Voorzitter. Dit is een thema waarbij de heer Klein en ikzelf samen optrekken: recht doen aan een groep spaarders die certificaten heeft gekocht met een bepaalde verwachting, die niet bewaarheid dreigt te worden. In antwoord op vragen van de heer Klein heb ik hierover al in het Kamerdebat gezegd dat deze mensen zitten te wachten op zekerheid en zich grote zorgen maken. Ik heb ook gezegd dat ik denk dat het verwijt aan het adres van SNS van desinformatie, van in het verleden mensen op het verkeerde been te hebben gezet, terecht is. Met die inkleuring heb ik aan de leiding van de bank gevraagd om daarvoor snel een oplossing te zoeken. Dat proces duurt langer dan wij allebei hadden gehoopt, maar dat is natuurlijk vaak zo. Dit heeft te maken met het feit dat er overleg met de Europese Commissie nodig is. Waarom? De certificaathouders zaten in de onteigening die volgde uit de nationalisatie van SNS. Voor die onteigening hebben wij een voorlopige goedkeuring gekregen van de Europese Commissie. Die let daarop en kijkt mee vanuit het oogpunt van mededinging. Als wij om goede redenen een groep daarvan willen uitzonderen en schadeloos willen stellen, moet de Commissie dat wel goed vinden, want dat zou een uitzondering zijn op de onteigening die zij heeft goedgekeurd. Dat overleg is nu gaande. Wij maken hier goede afspraken over met de Commissie. Het is een zorgvuldige procedure. Wij proberen dit echt zo snel mogelijk af te ronden. Ik ben het dus zeer eens met het punt van de heer Klein. Ik deel zijn zorgen. Wij doen er alles aan om dit zo snel mogelijk tot een goed einde te brengen.

De heer Klein (50PLUS):

Ik dank de minister voor zijn duidelijke antwoord. Wij trekken in dit dossier samen op.

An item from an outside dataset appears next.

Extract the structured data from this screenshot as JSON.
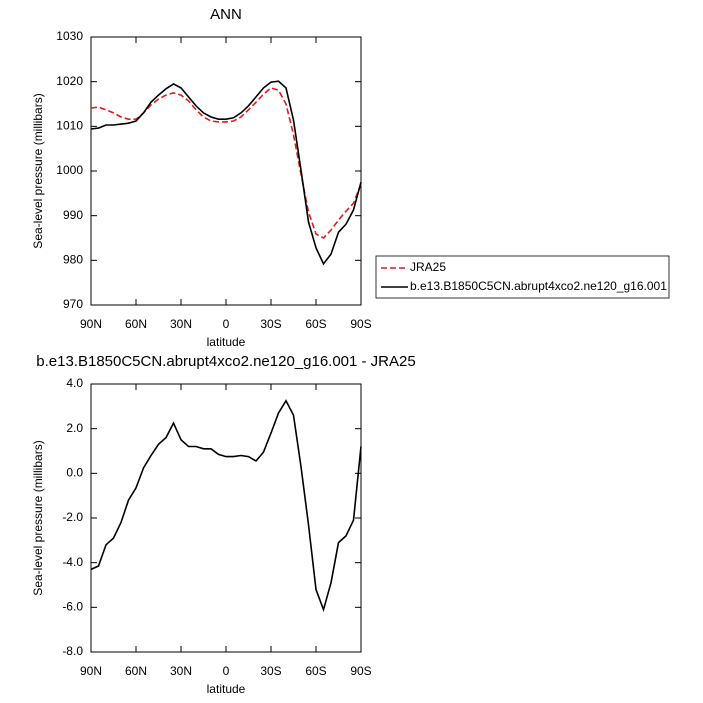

De voor mij heel directe aanleiding was natuurlijk dat in de pers staat dat er op 23 juni of begin juli duidelijkheid zou zijn. Ik begrijp dat er verder overleg is met de Europese Commissie. Mag ik daaruit concluderen dat het overleg met het ministerie is afgerond? Kan de minister aangeven op wat voor termijn volgens hem het overleg tussen SNS en de Europese Commissie tot resultaten kan leiden, zodat we zo snel mogelijk de duidelijkheid kunnen verschaffen die iedereen graag wil hebben?

Minister Dijsselbloem:

De heer Klein heeft gelijk. In een brief aan de certificaathouders is de datum van 23 juni genoemd. Die is inmiddels gepasseerd en dat is buitengewoon te betreuren. Dit heeft te maken met het overleg en met de goedkeuring vooraf die we nodig hebben. Ik betreur dit dus, met de heer Klein. Wij proberen het overleg met de Commissie nu echt zo snel mogelijk af te ronden en mensen duidelijkheid te geven over de vraag of en vooral in hoeverre zij een schadeloosstelling kunnen krijgen. Nogmaals, er zit echt een tijdsklem op. Ik besef ten zeerste dat die datum is gepasseerd. Die is overigens niet door mij genoemd, maar hij is door SNS zelf in het vooruitzicht gesteld. Nu is het gewoon zaak om het zo snel mogelijk te doen. Daar werken we aan, samen met de SNS, die er hetzelfde in zit als het ministerie en als wij.

De voorzitter:

Dank u wel voor uw antwoord en uw komst naar de Kamer.